Cresci entre a montanha e o rio.

Entre o verde da mata e o cascalho cinzento do rio

de temperaturas e cores imprecisas.

O vale sinuoso – verdadeira obra de arte –

Emoldurado pela terracota, o dourado, o verde e o azul.

O contraste das cores na palheta de tons

Refletindo a energia e a beleza interiorana.

Cresci ouvindo guinchos de bugios, miados de gato, coachar de sapos.

Tico-ticos e quero-queros competindo com joão de barros e canários da terra.

Cascudos e pintados encurralados em covos e anzóis.

Cigarras e corujas orquestrando

  • dia e noite –

sinfonias sem partituras.

O balançar das carroças, o trotar dos cavalos

E o passo cadenciado do gado

Marcaram a carne e demarcaram sua posse.

Meu amor pela terra é vital.

É dela que brota, cresce e floresce

A força de toda uma gente.

sou parte dessa gente.

Parte de mim é montanha.

Parte, é rio.

Esse todo é passado.

O futuro amanhece comigo.

Saio do quarto e vejo emoldurado

O mar

  • crispado verde, cinza ou azulado –

por todo o horizonte a me abraçar.

Veleiros e barcos singram as águas,

As gaivotas vem, sobrevoam minha morada e convidam:

Elas querem me conduzir ao mar.

Porém, entre nós

– o mar e eu –

além da pequena distância,

existe uma agenda de compromissos e uma imensa preguiça.

Por ora, existe apenas atração física.

Amor platônico, talvez.

O amor precisa de paixão e namoro.

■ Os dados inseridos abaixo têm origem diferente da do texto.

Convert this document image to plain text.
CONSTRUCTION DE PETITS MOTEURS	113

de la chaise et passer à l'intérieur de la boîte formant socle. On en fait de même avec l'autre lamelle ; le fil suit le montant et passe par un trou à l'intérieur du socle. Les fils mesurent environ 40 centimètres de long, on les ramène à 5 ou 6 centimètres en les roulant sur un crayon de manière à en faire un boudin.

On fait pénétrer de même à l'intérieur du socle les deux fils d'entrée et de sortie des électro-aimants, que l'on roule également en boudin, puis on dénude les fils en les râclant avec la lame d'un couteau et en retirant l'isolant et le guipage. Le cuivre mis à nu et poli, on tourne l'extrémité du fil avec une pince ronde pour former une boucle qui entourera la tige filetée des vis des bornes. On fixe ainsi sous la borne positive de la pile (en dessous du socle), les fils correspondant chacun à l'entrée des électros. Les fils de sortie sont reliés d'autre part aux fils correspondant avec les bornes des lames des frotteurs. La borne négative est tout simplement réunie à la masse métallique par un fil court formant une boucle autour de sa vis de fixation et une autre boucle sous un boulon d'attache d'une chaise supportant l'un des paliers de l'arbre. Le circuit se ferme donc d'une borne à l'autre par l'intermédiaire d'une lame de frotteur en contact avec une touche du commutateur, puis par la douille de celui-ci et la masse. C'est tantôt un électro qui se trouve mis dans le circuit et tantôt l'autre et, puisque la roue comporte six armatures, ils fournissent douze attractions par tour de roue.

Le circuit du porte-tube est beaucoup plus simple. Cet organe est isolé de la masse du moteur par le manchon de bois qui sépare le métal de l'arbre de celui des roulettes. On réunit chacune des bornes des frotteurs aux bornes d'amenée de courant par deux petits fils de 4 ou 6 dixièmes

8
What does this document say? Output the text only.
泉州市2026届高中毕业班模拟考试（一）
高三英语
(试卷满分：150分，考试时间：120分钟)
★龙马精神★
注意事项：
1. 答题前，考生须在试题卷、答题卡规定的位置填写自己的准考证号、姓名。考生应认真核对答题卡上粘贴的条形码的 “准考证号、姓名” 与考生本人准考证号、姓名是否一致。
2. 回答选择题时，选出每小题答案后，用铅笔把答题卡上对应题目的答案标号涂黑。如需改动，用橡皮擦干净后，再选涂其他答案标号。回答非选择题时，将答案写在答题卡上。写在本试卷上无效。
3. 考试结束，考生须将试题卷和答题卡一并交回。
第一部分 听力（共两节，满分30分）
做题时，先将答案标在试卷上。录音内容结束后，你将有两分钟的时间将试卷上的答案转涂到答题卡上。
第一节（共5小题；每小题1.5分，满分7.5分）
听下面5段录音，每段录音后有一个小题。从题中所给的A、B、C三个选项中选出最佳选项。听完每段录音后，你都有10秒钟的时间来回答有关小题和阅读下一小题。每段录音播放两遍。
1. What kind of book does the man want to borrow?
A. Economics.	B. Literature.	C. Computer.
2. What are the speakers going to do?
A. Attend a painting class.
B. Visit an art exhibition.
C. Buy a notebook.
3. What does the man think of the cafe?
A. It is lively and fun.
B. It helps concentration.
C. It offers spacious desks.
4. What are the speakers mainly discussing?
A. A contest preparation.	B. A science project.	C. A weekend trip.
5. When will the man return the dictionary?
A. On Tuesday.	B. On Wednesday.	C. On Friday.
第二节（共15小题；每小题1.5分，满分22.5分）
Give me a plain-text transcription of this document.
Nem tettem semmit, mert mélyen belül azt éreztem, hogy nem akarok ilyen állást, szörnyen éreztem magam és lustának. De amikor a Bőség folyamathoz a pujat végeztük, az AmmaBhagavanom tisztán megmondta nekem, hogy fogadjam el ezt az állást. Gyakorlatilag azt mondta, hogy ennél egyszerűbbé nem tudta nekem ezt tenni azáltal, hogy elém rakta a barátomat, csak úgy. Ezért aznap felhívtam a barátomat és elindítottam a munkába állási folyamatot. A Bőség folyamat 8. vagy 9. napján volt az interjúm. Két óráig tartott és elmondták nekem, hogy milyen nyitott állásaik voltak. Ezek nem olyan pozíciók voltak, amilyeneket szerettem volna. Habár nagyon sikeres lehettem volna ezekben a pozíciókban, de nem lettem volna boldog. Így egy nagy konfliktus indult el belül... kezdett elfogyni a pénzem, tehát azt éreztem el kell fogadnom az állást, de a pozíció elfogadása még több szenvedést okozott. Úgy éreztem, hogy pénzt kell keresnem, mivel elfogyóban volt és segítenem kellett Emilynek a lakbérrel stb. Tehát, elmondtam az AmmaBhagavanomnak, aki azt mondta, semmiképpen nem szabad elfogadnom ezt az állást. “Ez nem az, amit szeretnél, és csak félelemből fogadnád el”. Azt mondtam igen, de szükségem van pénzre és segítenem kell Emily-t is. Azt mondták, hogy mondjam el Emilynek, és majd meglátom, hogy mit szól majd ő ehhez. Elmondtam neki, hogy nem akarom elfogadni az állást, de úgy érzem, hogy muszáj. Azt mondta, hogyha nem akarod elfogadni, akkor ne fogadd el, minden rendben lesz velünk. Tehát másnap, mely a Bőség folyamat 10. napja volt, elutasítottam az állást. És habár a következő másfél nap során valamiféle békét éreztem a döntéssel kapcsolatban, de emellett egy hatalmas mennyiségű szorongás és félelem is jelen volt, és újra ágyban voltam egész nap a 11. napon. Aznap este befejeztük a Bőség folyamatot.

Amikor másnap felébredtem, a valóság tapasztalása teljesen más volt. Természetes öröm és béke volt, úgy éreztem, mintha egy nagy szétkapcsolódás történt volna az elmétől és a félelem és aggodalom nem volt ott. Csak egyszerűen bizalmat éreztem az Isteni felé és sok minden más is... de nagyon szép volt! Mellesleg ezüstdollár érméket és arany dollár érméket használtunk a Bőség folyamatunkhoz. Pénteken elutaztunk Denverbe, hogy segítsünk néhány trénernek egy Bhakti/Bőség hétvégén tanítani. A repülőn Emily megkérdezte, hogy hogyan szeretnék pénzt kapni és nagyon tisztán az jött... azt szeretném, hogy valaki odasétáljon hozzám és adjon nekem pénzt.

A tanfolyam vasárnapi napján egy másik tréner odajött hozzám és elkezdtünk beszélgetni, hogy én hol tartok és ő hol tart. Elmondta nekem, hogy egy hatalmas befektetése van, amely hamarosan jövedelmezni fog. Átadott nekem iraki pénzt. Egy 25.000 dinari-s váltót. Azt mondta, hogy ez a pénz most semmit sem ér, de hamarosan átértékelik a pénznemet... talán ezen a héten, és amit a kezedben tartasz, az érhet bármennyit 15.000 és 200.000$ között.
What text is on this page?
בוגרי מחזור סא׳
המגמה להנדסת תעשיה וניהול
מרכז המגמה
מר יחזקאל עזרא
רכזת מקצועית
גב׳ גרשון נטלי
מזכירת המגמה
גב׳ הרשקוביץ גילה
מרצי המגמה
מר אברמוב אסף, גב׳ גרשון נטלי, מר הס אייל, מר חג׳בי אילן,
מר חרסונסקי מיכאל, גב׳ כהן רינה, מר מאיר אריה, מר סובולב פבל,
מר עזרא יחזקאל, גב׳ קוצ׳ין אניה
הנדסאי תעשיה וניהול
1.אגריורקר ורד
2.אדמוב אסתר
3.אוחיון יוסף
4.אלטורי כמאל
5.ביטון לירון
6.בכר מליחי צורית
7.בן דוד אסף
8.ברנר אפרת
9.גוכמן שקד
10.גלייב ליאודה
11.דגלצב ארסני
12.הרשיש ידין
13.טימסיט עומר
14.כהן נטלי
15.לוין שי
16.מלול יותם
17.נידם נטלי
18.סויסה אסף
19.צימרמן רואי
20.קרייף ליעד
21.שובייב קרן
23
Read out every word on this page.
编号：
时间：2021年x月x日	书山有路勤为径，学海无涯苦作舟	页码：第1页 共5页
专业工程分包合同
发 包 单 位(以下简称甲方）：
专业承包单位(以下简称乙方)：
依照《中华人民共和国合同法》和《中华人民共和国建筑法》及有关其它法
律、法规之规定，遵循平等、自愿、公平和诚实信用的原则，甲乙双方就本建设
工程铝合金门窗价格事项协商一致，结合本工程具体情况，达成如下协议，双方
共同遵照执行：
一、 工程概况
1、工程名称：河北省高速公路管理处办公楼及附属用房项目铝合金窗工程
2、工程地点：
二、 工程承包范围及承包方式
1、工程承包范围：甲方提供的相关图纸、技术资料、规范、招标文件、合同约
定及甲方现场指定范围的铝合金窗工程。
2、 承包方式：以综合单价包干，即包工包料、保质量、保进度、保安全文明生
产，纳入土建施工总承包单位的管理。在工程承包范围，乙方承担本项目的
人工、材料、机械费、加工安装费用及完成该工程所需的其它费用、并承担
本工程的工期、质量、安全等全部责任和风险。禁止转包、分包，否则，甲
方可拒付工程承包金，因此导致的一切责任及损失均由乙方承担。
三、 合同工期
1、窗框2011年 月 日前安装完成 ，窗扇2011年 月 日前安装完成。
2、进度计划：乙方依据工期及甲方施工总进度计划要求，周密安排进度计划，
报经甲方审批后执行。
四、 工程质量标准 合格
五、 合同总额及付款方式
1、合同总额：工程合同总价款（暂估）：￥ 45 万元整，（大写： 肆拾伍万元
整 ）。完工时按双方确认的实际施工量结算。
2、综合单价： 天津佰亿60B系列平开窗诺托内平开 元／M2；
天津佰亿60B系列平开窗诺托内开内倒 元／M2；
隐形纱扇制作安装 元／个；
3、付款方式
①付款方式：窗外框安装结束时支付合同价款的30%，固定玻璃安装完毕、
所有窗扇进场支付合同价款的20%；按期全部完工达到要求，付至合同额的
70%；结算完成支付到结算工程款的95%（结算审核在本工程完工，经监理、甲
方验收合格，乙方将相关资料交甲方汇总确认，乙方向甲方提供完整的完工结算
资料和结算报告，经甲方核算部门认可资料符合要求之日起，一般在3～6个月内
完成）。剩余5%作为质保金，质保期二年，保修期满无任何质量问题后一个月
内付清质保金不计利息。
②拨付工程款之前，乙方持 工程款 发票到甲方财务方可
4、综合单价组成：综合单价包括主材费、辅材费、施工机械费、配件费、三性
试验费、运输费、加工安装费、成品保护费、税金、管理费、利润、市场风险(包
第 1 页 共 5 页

De tempo.

Estou em falta com o tempo e o mar.

Com o amor.

O futuro anoitece comigo ao som das ondas.

Elas sempre me encontram.

 Elas querem me namorar.

Maré alta

“O mar amanheceu raivoso,

ficou marrom de nervoso.

Foi a água doce.

Revoltado,

engoliu a praia

lascou, quebrou e escorraçou as conchas,

deu força aos pequenos grãos de areia

que desmoronaram ao largo.

A brisa virou vento sibilante.

Até os pés-amarelos estranharam.

Os bicos-vermelhos

e as mini-cegonhas

fizeram de conta que não era nada.

As gaivotas deram seus rasantes

e voaram longe.

Tudo por causa

da doçura que seduziu e possuiu o mar.

Bruma fingida no horizonte

se despejou assanhada e inteira.

Também fico nervosa

com transações nebulosas.

Ficamos os dois endiabrados.”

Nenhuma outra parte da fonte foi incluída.